Costa Rica, a popular Central American tourist draw, is fighting an outbreak of malaria on its east coast, authorities said.
Health officials carried out house-to-house checks on Saturday in Costa Rican Caribbean towns in search of malaria cases, after detecting an outbreak that has infected 60 people, the country’s authorities said.
At least 26 infections were detected in Limon, the largest Caribbean city in the country, and 32 in the neighboring canton of Pococi, located further north and bordering Nicaragua.
No deaths have been reported, although the disease can be fatal.
“Seventy-five percent of these cases were reported during the last two weeks,” Costa Rican Director of Health Monitoring Rodrigo Marin said.
It is impossible to know whether they had been brought in from abroad, he added.
Malaria, which is transmitted by mosquitoes in low-lying areas, is endemic in Costa Rica and other Latin American nations.
Symptoms include fever, chills, headache and muscle pain.

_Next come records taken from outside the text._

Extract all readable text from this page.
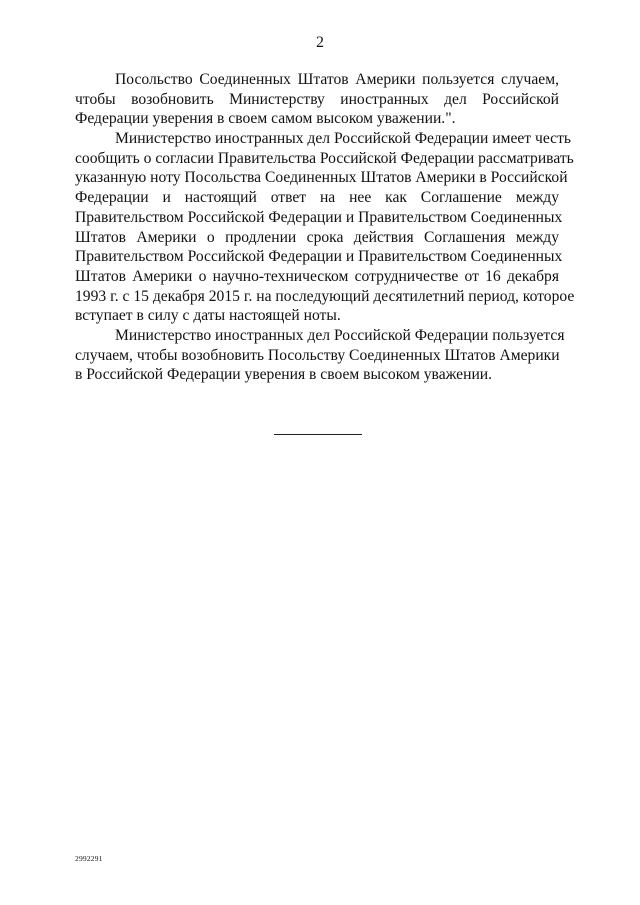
2
Посольство Соединенных Штатов Америки пользуется случаем,
чтобы возобновить Министерству иностранных дел Российской
Федерации уверения в своем самом высоком уважении.".
Министерство иностранных дел Российской Федерации имеет честь
сообщить о согласии Правительства Российской Федерации рассматривать
указанную ноту Посольства Соединенных Штатов Америки в Российской
Федерации и настоящий ответ на нее как Соглашение между
Правительством Российской Федерации и Правительством Соединенных
Штатов Америки о продлении срока действия Соглашения между
Правительством Российской Федерации и Правительством Соединенных
Штатов Америки о научно-техническом сотрудничестве от 16 декабря
1993 г. с 15 декабря 2015 г. на последующий десятилетний период, которое
вступает в силу с даты настоящей ноты.
Министерство иностранных дел Российской Федерации пользуется
случаем, чтобы возобновить Посольству Соединенных Штатов Америки
в Российской Федерации уверения в своем высоком уважении.
2992291
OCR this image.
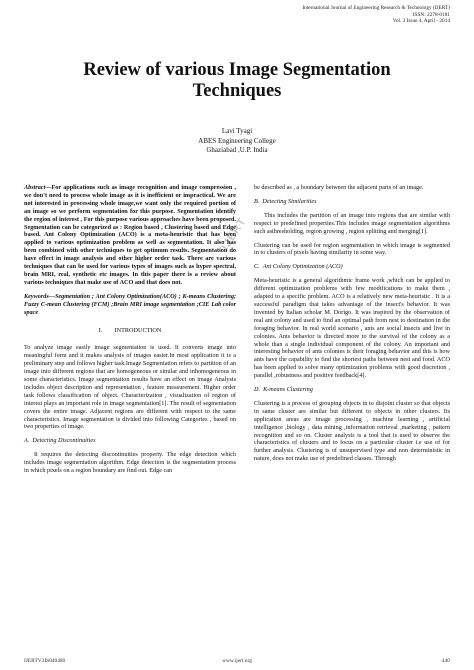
International Journal of Engineering Research & Technology (IJERT)
ISSN: 2278-0181
Vol. 3 Issue 4, April - 2014
Review of various Image Segmentation
Techniques
Lavi Tyagi
ABES Engineering College
Ghaziabad ,U.P. India
IJERT

Abstract—For applications such as image recognition and image compression , we don't need to process whole image as it is inefficient or impractical. We are not interested in processing whole image,we want only the required portion of an image so we perform segmentation for this purpose. Segmentation identify the region of interest , For this purpose various approaches have been proposed. Segmentation can be categorized as : Region based , Clustering based and Edge based. Ant Colony Optimization (ACO) is a meta-heuristic that has been applied to various optimization problem as well as segmentation. It also has been combined with other techniques to get optimum results. Segmentation do have effect in image analysis and other higher order task. There are various techniques that can be used for various types of images such as hyper spectral, brain MRI, real, synthetic etc images. In this paper there is a review about various techniques that make use of ACO and that does not.

Keywords—Segmentation ; Ant Colony Optimization(ACO) ; K-means Clustering; Fuzzy C-mean Clustering (FCM) ;Brain MRI image segmentation ;CIE Lab color space

I.        INTRODUCTION

To analyze image easily image segmentation is used. It converts image into meaningful form and it makes analysis of images easier.In most application it is a preliminary step and follows higher task.Image Segmentation refers to partition of an image into different regions that are homogeneous or similar and inhomogeneous in some characteristics. Image segmentation results have an effect on image Analysis includes object description and representation , feature measurement. Higher order task follows classification of object. Characterization , visualization of region of interest plays an important role in image segmentation[1]. The result of segmentation covers the entire image. Adjacent regions are different with respect to the same characteristics. Image segmentation is divided into following Categories , based on two properties of image.

A.  Detecting Discontinuities

It requires the detecting discontinuities property. The edge detection which includes image segmentation algorithm. Edge detection is the segmentation process in which pixels on a region boundary are find out. Edge can

be described as , a boundary between the adjacent parts of an image.

B.  Detecting Similarities

This includes the partition of an image into regions that are similar with respect to predefined properties.This includes image segmentation algorithms such asthresholding, region growing , region splitting and merging[1].

Clustering can be used for region segmentation in which image is segmented in to clusters of pixels having similarity in some way.

C.  Ant Colony Optimization (ACO)

Meta-heuristic is a general algorithmic frame work ,which can be applied to different optimization problems with few modifications to make them , adapted to a specific problem. ACO is a relatively new meta-heuristic . It is a successful paradigm that takes advantage of the insect's behavior. It was invented by Italian scholar M. Dorigo. It was inspired by the observation of real ant colony and used to find an optimal path from nest to destination in the foraging behavior. In real world scenario , ants are social insects and live in colonies. Ants behavior is directed more to the survival of the colony as a whole than a single individual component of the colony. An important and interesting behavior of ants colonies is their foraging behavior and this is how ants have the capability to find the shortest paths between nest and food. ACO has been applied to solve many optimization problems with good discretion , parallel ,robustness and positive feedback[4].

D.  K-means Clustering

Clustering is a process of grouping objects in to disjoint cluster so that objects in same cluster are similar but different to objects in other clusters. Its application areas are image processing , machine learning , artificial intelligence ,biology , data mining ,information retrieval ,marketing , pattern recognition and so on. Cluster analysis is a tool that is used to observe the characteristics of clusters and to focus on a particular cluster i.e use of for further analysis. Clustering is of unsupervised type and non deterministic in nature, does not make use of predefined classes. Through

IJERTV3IS040480	www.ijert.org	440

In 2021, “17 countries and one territory in the region of the Americas with endemic malaria accounted for 0.2 percent of malaria cases in the world,” according to a report released by the WHO in December last year.
There were about 600,000 cases and 334 deaths from malaria in the region last year. Venezuela, Colombia and Brazil together accounted for almost 79 percent of the total in the Americas, the report said.